1) the problem doesn't seem to be related to i915 firmware, it still crashes and reboots randomly after I removed i915 firmwares and did (mkinitcpio -c /etc/mkinitcpio.conf -g /boot/initramfs-4.14-x86_64.img)
2) the problem seems to be triggered by a spike in CPU/GPU stress, it can be triggered by two kinds of actions in particular: disk partitioning / OpenGl accelerated applications, sometimes a change in Gnome system settings can also cause a random reboot.
3) the problem does not occur when a realtime Linux kernel is being used.
I highly suspect this to be a bug in Linux power management for Skylake.
Processor: Intel® Core™ i7-6567U
Graphics: Intel® Iris Graphics 550 (Skylake GT3e)
Linux kernel: 4.11.12-1-rt16-MANJARO
TLP modified settings (/etc/default/tlp):
SCHED_POWERSAVE_ON_AC=0
ENERGY_PERF_POLICY_ON_AC=normal
Note: this combination also solved the intel 8265 bluetooth random disconnection and reconnection failure on this machine.
SCHED_POWERSAVE_ON_BAT=0
I had reverted everything to their default state, with only the following changes in TLP settings:
/etc/default/tlp
# Set Intel P-state performance: 0..100 (%)
# Limit the max/min P-state to control the power dissipation of the CPU.
# Values are stated as a percentage of the available performance.
# Requires an Intel Core i processor with intel_pstate driver.
CPU_MIN_PERF_ON_AC=100
CPU_MAX_PERF_ON_AC=100
CPU_MIN_PERF_ON_BAT=100
CPU_MAX_PERF_ON_BAT=100
Now the machine never crashed no matter what tricked I played against it.

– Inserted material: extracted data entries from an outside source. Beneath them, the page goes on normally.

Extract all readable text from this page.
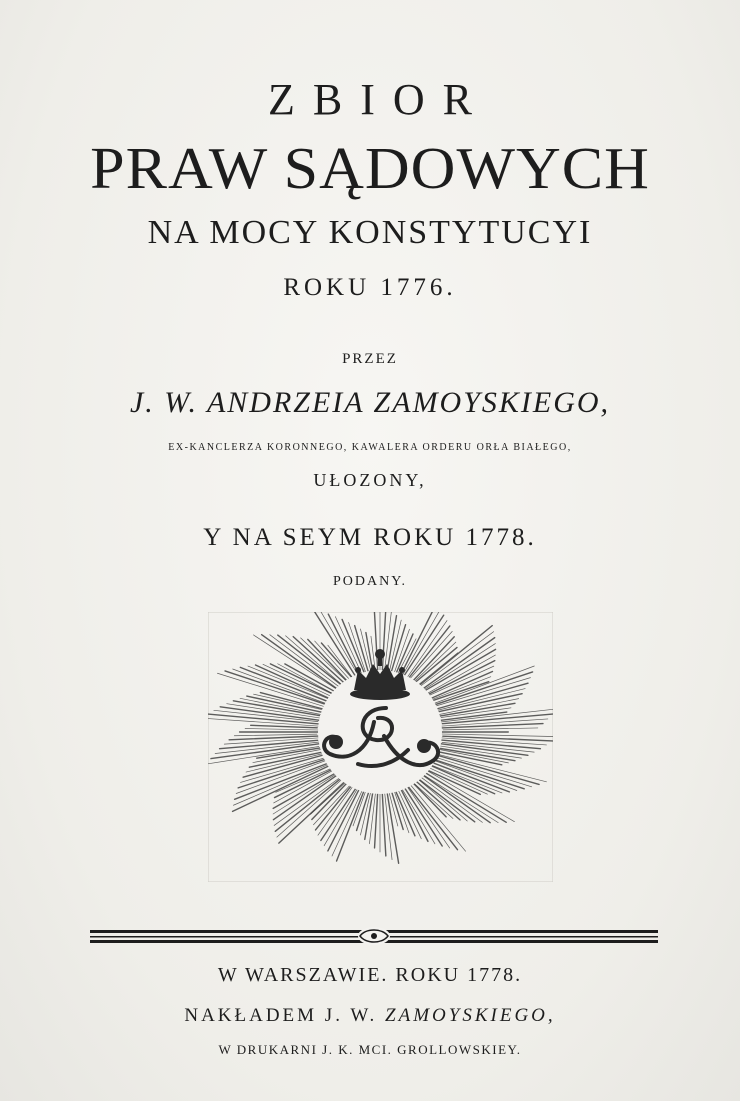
ZBIOR
PRAW SĄDOWYCH
NA MOCY KONSTYTUCYI
ROKU 1776.
PRZEZ
J. W. ANDRZEIA ZAMOYSKIEGO,
EX-KANCLERZA KORONNEGO, KAWALERA ORDERU ORŁA BIAŁEGO,
UŁOZONY,
Y NA SEYM ROKU 1778.
PODANY.
W WARSZAWIE. ROKU 1778.
NAKŁADEM J. W. ZAMOYSKIEGO,
W DRUKARNI J. K. MCI. GROLLOWSKIEY.
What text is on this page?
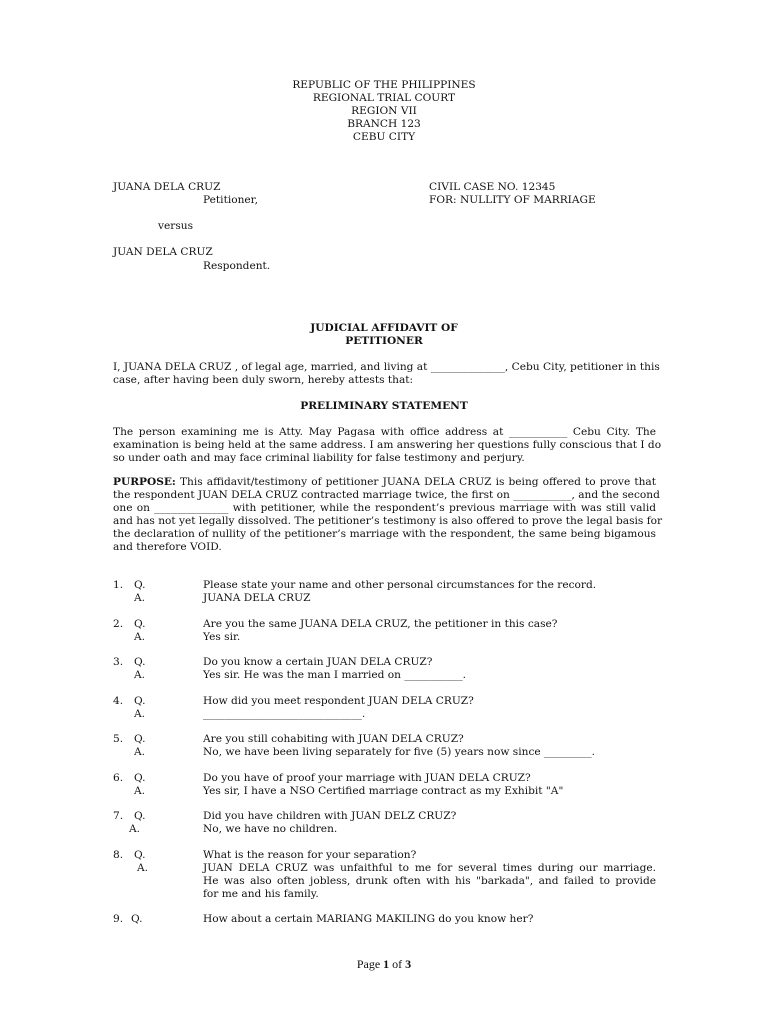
REPUBLIC OF THE PHILIPPINES
REGIONAL TRIAL COURT
REGION VII
BRANCH 123
CEBU CITY
JUANA DELA CRUZ
Petitioner,
CIVIL CASE NO. 12345
FOR: NULLITY OF MARRIAGE
versus
JUAN DELA CRUZ
Respondent.
JUDICIAL AFFIDAVIT OF
PETITIONER
I, JUANA DELA CRUZ , of legal age, married, and living at ______________, Cebu City, petitioner in this
case, after having been duly sworn, hereby attests that:
PRELIMINARY STATEMENT
The person examining me is Atty. May Pagasa with office address at ___________ Cebu City. The
examination is being held at the same address. I am answering her questions fully conscious that I do
so under oath and may face criminal liability for false testimony and perjury.
PURPOSE: This affidavit/testimony of petitioner JUANA DELA CRUZ is being offered to prove that
the respondent JUAN DELA CRUZ contracted marriage twice, the first on ___________, and the second
one on ______________ with petitioner, while the respondent’s previous marriage with was still valid
and has not yet legally dissolved. The petitioner’s testimony is also offered to prove the legal basis for
the declaration of nullity of the petitioner’s marriage with the respondent, the same being bigamous
and therefore VOID.
1. Q.	Please state your name and other personal circumstances for the record.
A.	JUANA DELA CRUZ
2. Q.	Are you the same JUANA DELA CRUZ, the petitioner in this case?
A.	Yes sir.
3. Q.	Do you know a certain JUAN DELA CRUZ?
A.	Yes sir. He was the man I married on ___________.
4. Q.	How did you meet respondent JUAN DELA CRUZ?
A.	______________________________.
5. Q.	Are you still cohabiting with JUAN DELA CRUZ?
A.	No, we have been living separately for five (5) years now since _________.
6. Q.	Do you have of proof your marriage with JUAN DELA CRUZ?
A.	Yes sir, I have a NSO Certified marriage contract as my Exhibit "A"
7. Q.	Did you have children with JUAN DELZ CRUZ?
A.	No, we have no children.
8. Q.	What is the reason for your separation?
A.	JUAN DELA CRUZ was unfaithful to me for several times during our marriage.
He was also often jobless, drunk often with his "barkada", and failed to provide
for me and his family.
9. Q.	How about a certain MARIANG MAKILING do you know her?
Page 1 of 3
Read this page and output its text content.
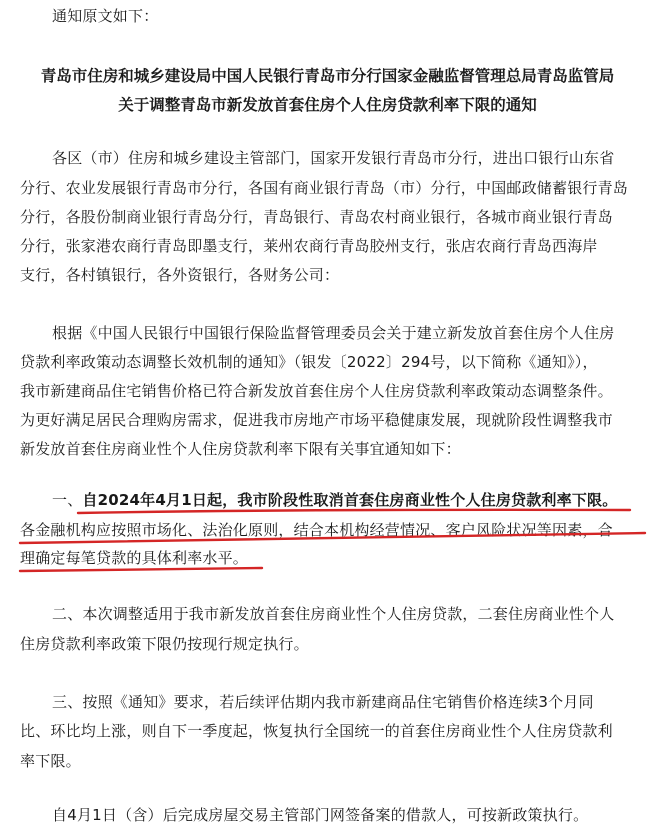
通知原文如下：
青岛市住房和城乡建设局中国人民银行青岛市分行国家金融监督管理总局青岛监管局
关于调整青岛市新发放首套住房个人住房贷款利率下限的通知
各区（市）住房和城乡建设主管部门，国家开发银行青岛市分行，进出口银行山东省
分行、农业发展银行青岛市分行，各国有商业银行青岛（市）分行，中国邮政储蓄银行青岛
分行，各股份制商业银行青岛分行，青岛银行、青岛农村商业银行，各城市商业银行青岛
分行，张家港农商行青岛即墨支行，莱州农商行青岛胶州支行，张店农商行青岛西海岸
支行，各村镇银行，各外资银行，各财务公司：
根据《中国人民银行中国银行保险监督管理委员会关于建立新发放首套住房个人住房
贷款利率政策动态调整长效机制的通知》（银发〔2022〕294号，以下简称《通知》），
我市新建商品住宅销售价格已符合新发放首套住房个人住房贷款利率政策动态调整条件。
为更好满足居民合理购房需求，促进我市房地产市场平稳健康发展，现就阶段性调整我市
新发放首套住房商业性个人住房贷款利率下限有关事宜通知如下：
一、自2024年4月1日起，我市阶段性取消首套住房商业性个人住房贷款利率下限。
各金融机构应按照市场化、法治化原则，结合本机构经营情况、客户风险状况等因素，合
理确定每笔贷款的具体利率水平。
二、本次调整适用于我市新发放首套住房商业性个人住房贷款，二套住房商业性个人
住房贷款利率政策下限仍按现行规定执行。
三、按照《通知》要求，若后续评估期内我市新建商品住宅销售价格连续3个月同
比、环比均上涨，则自下一季度起，恢复执行全国统一的首套住房商业性个人住房贷款利
率下限。
自4月1日（含）后完成房屋交易主管部门网签备案的借款人，可按新政策执行。
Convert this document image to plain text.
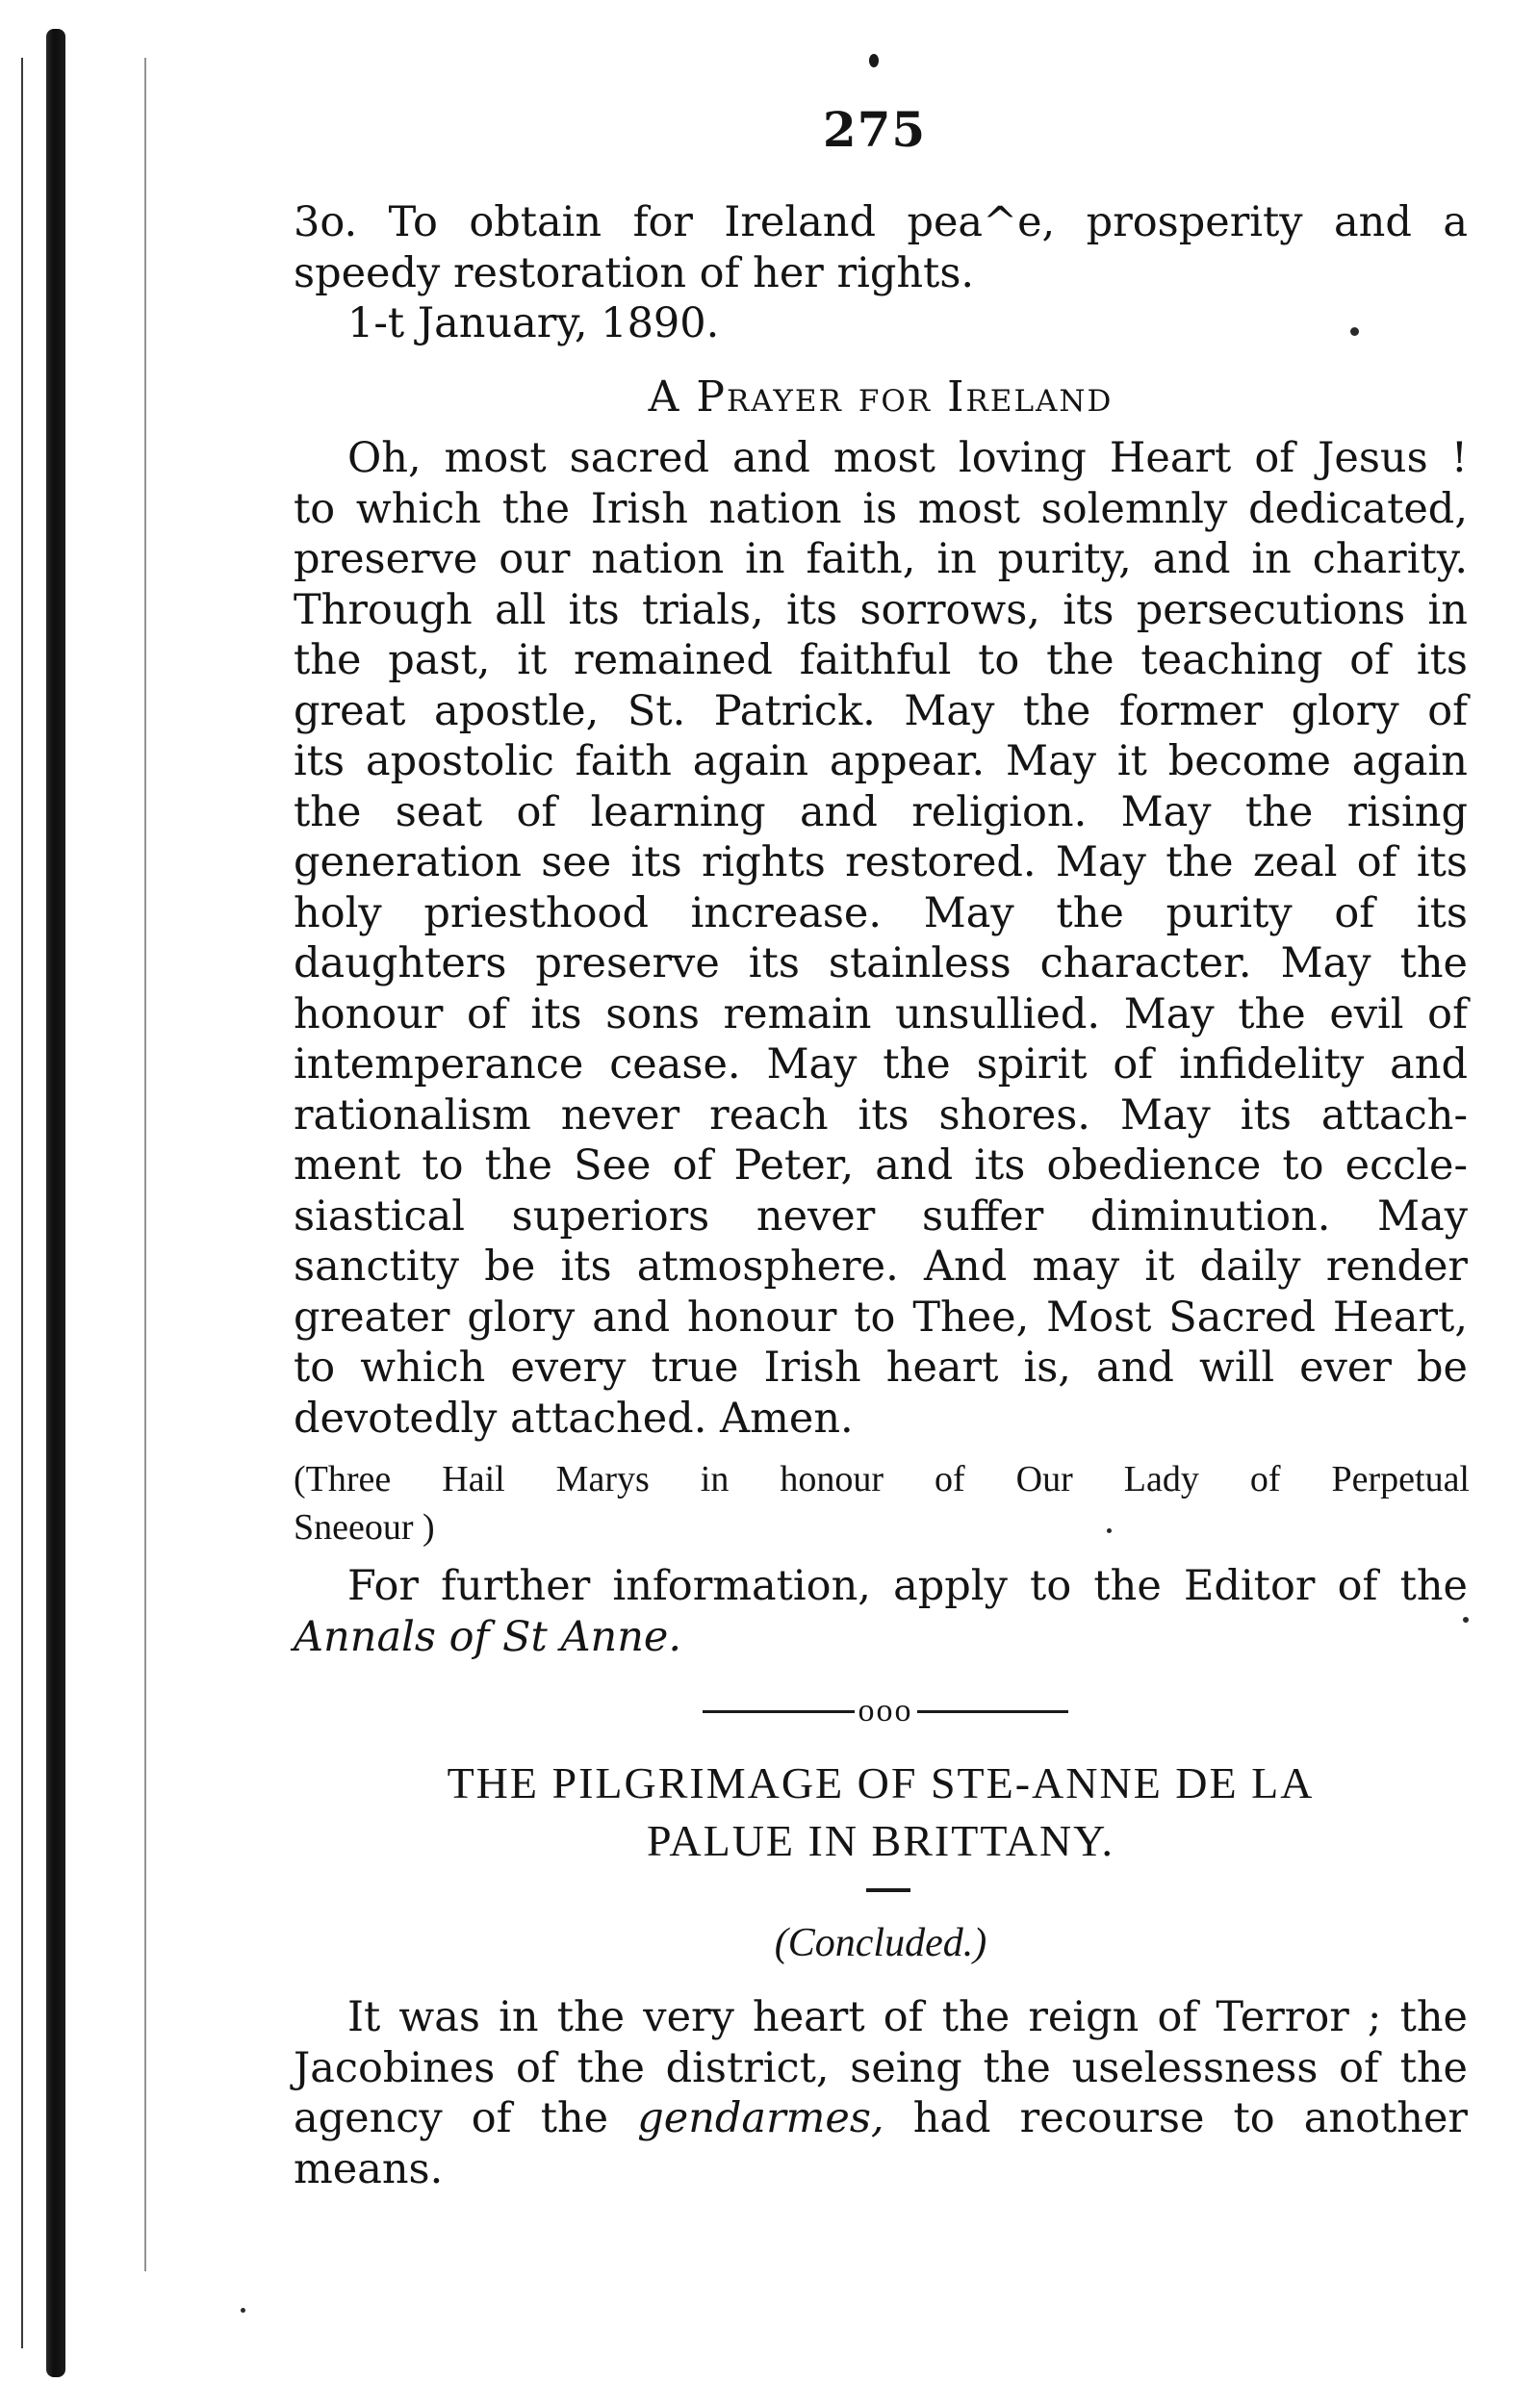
275
3o. To obtain for Ireland pea^e, prosperity and a
speedy restoration of her rights.
1-t January, 1890.
A Prayer for Ireland
Oh, most sacred and most loving Heart of Jesus !
to which the Irish nation is most solemnly dedicated,
preserve our nation in faith, in purity, and in charity.
Through all its trials, its sorrows, its persecutions in
the past, it remained faithful to the teaching of its
great apostle, St. Patrick. May the former glory of
its apostolic faith again appear. May it become again
the seat of learning and religion. May the rising
generation see its rights restored. May the zeal of its
holy priesthood increase. May the purity of its
daughters preserve its stainless character. May the
honour of its sons remain unsullied. May the evil of
intemperance cease. May the spirit of infidelity and
rationalism never reach its shores. May its attach-
ment to the See of Peter, and its obedience to eccle-
siastical superiors never suffer diminution. May
sanctity be its atmosphere. And may it daily render
greater glory and honour to Thee, Most Sacred Heart,
to which every true Irish heart is, and will ever be
devotedly attached. Amen.
(Three Hail Marys in honour of Our Lady of Perpetual
Sneeour )
For further information, apply to the Editor of the
Annals of St Anne.
ooo
THE PILGRIMAGE OF STE-ANNE DE LA
PALUE IN BRITTANY.
(Concluded.)
It was in the very heart of the reign of Terror ; the
Jacobines of the district, seing the uselessness of the
agency of the gendarmes, had recourse to another
means.
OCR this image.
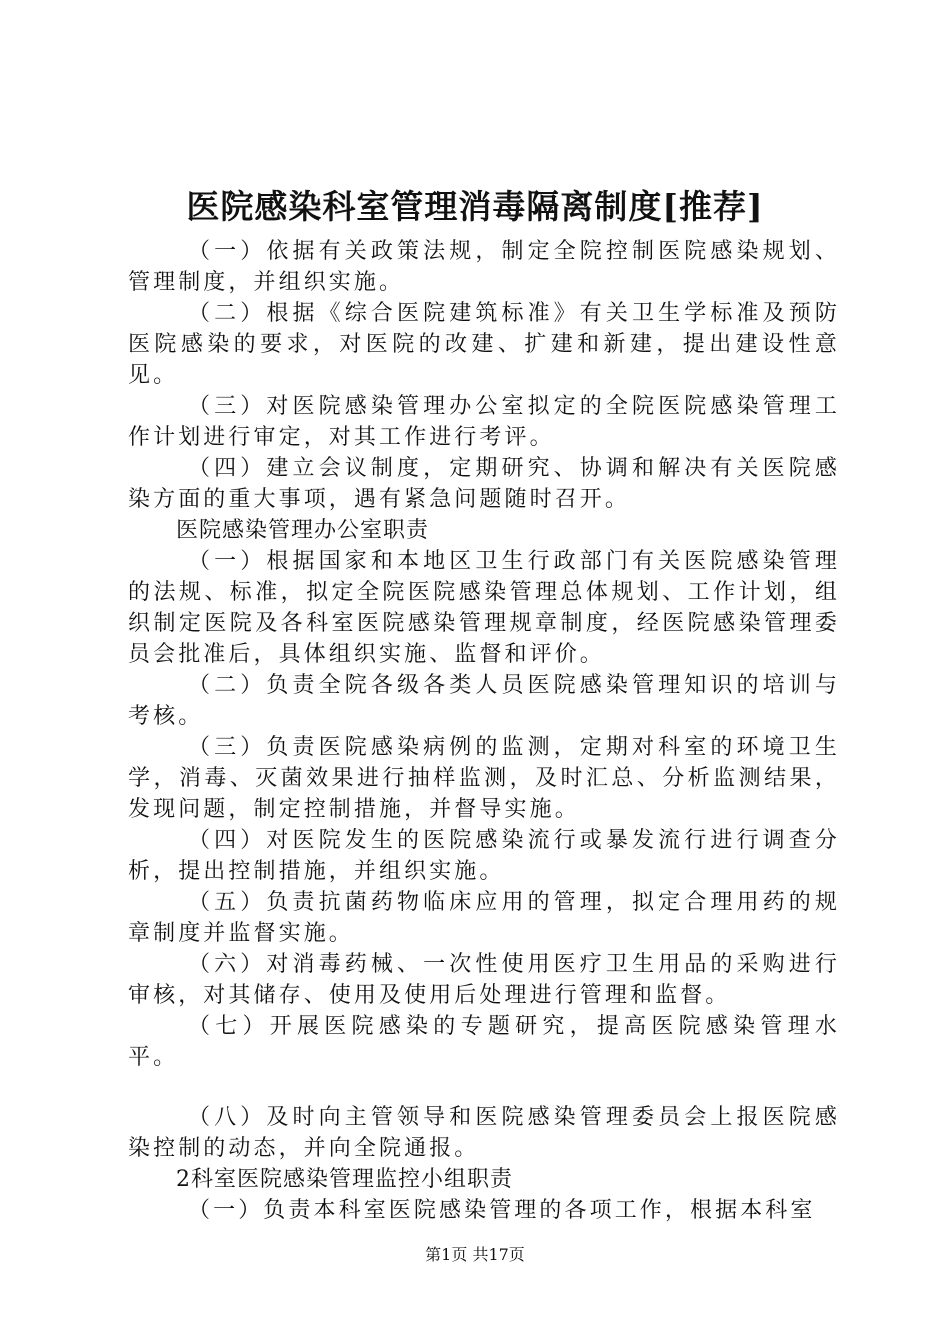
医院感染科室管理消毒隔离制度[推荐]

（一）依据有关政策法规，制定全院控制医院感染规划、管理制度，并组织实施。

（二）根据《综合医院建筑标准》有关卫生学标准及预防医院感染的要求，对医院的改建、扩建和新建，提出建设性意见。

（三）对医院感染管理办公室拟定的全院医院感染管理工作计划进行审定，对其工作进行考评。

（四）建立会议制度，定期研究、协调和解决有关医院感染方面的重大事项，遇有紧急问题随时召开。

医院感染管理办公室职责

（一）根据国家和本地区卫生行政部门有关医院感染管理的法规、标准，拟定全院医院感染管理总体规划、工作计划，组织制定医院及各科室医院感染管理规章制度，经医院感染管理委员会批准后，具体组织实施、监督和评价。

（二）负责全院各级各类人员医院感染管理知识的培训与考核。

（三）负责医院感染病例的监测，定期对科室的环境卫生学，消毒、灭菌效果进行抽样监测，及时汇总、分析监测结果，发现问题，制定控制措施，并督导实施。

（四）对医院发生的医院感染流行或暴发流行进行调查分析，提出控制措施，并组织实施。

（五）负责抗菌药物临床应用的管理，拟定合理用药的规章制度并监督实施。

（六）对消毒药械、一次性使用医疗卫生用品的采购进行审核，对其储存、使用及使用后处理进行管理和监督。

（七）开展医院感染的专题研究，提高医院感染管理水平。

（八）及时向主管领导和医院感染管理委员会上报医院感染控制的动态，并向全院通报。

2科室医院感染管理监控小组职责

（一）负责本科室医院感染管理的各项工作，根据本科室

第1页 共17页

This workaround seemed to work both under a normal Linux kernel and a realtime kernel.
I guess the crash was triggered by flipping the P-state to save power. In the previous report I was using WebGL Aquarium to do the test, which has a rather linear stress. But later when I was using Krita, whose stresses on the CPU comes in spikes, the old workaround failed to work. When connecting to an external monitor, it also did not crash anyway but I guess it was using full power all the way because of the dualview requires that much power.
I don't possess the device from my initial report anymore. I'm running ArchLinux on machines with CPUs from later generations, and I never encountered a crash like that again. Although note that I'm not using TLP for power management now, so there is a lot variants here.
I certainly cannot assist in testing this bug anymore with my current rigs, please close the bug if you feel like it.